Mrs Bernice Burr holds 4,400 shares, out of the 259,282 in issue - 1.7 per cent of the business.
Earlier last week, the company said it would not participate in flotations of start-up companies and would not make profit predictions after a series of companies it brought to the market subsequently issued profits warnings. Clive Mattock, a director of Ellis & Partners, called some of the flotations "a mistake", adding that the profit predictions were "ambitious with the benefit of hindsight".
The companies are publisher Rushmere Wynne, Sira Business Services, a contract cleaning operation, Pordum Foods and Lotteryking, a lottery ticket dis- tributor.

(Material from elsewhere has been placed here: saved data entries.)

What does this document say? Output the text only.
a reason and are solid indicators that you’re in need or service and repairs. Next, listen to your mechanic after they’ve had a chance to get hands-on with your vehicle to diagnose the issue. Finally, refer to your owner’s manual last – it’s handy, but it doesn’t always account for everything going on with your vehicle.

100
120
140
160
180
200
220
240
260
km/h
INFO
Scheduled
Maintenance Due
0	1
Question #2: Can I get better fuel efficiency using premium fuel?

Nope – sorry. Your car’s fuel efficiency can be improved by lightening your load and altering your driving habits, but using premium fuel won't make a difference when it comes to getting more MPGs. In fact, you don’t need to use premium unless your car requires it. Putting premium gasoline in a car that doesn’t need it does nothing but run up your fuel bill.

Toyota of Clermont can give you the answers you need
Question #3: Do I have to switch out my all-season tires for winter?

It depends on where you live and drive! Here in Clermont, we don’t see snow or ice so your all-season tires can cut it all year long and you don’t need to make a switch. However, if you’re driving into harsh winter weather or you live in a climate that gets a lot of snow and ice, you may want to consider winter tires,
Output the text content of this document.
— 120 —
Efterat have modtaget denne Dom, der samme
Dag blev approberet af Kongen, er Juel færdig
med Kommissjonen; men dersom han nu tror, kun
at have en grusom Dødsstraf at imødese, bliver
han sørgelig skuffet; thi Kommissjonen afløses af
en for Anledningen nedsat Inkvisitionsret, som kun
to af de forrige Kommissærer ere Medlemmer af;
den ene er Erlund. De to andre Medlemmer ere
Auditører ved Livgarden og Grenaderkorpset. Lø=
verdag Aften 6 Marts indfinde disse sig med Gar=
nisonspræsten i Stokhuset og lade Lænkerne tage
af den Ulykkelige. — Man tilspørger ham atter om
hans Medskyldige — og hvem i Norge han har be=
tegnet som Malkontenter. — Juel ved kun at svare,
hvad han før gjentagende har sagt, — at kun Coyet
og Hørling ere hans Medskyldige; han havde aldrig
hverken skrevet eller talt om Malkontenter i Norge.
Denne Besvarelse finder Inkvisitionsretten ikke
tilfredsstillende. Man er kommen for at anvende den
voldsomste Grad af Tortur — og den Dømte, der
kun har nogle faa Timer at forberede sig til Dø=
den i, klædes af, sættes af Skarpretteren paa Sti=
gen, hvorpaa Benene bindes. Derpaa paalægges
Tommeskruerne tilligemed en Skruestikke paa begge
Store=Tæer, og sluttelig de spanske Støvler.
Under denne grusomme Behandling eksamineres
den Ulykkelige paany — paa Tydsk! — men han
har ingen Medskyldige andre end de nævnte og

All had either Mr Burr, or David Marks, a qualified accountant and financial adviser, or - in most cases - both men as major shareholders in the companies prior to flotation.
A spokesman for Ellis & Partners confirmed Mrs Burr was a shareholder but declined to comment further.
Ellis & Partners is itself no stranger to controversy. It had a problem with its regulator, the Securities and Futures Authority, shortly after it was established in 1990. In its 1991 report and accounts, auditor Touche Ross states: "The financial statements have been prepared on a going-concern basis. This basis may not be appropriate because the company has not been, and is not, in compliance with certain rules of the Securities and Futures Authority. The company is dependent on continuing authorisation from the SFA. Should such authorisation be withdrawn, adjustments would have to be made to reduce the value of assets to their recoverable amount." In other words, the company would have faced liquidation.
The auditor also said that because of these material concerns, payment of an interim preference dividend of pounds 3,000 may have contravened of Section 270 of the Companies Act. Separately, the SFA forced the firm to close down its Jersey office.
Another shareholder in Ellis & Partners, Max Lewinsohn, was disqualified from serving as a company director for seven years earlier last year. The High Court found he misled fellow directors at a financial services and property company which crashed in 1990.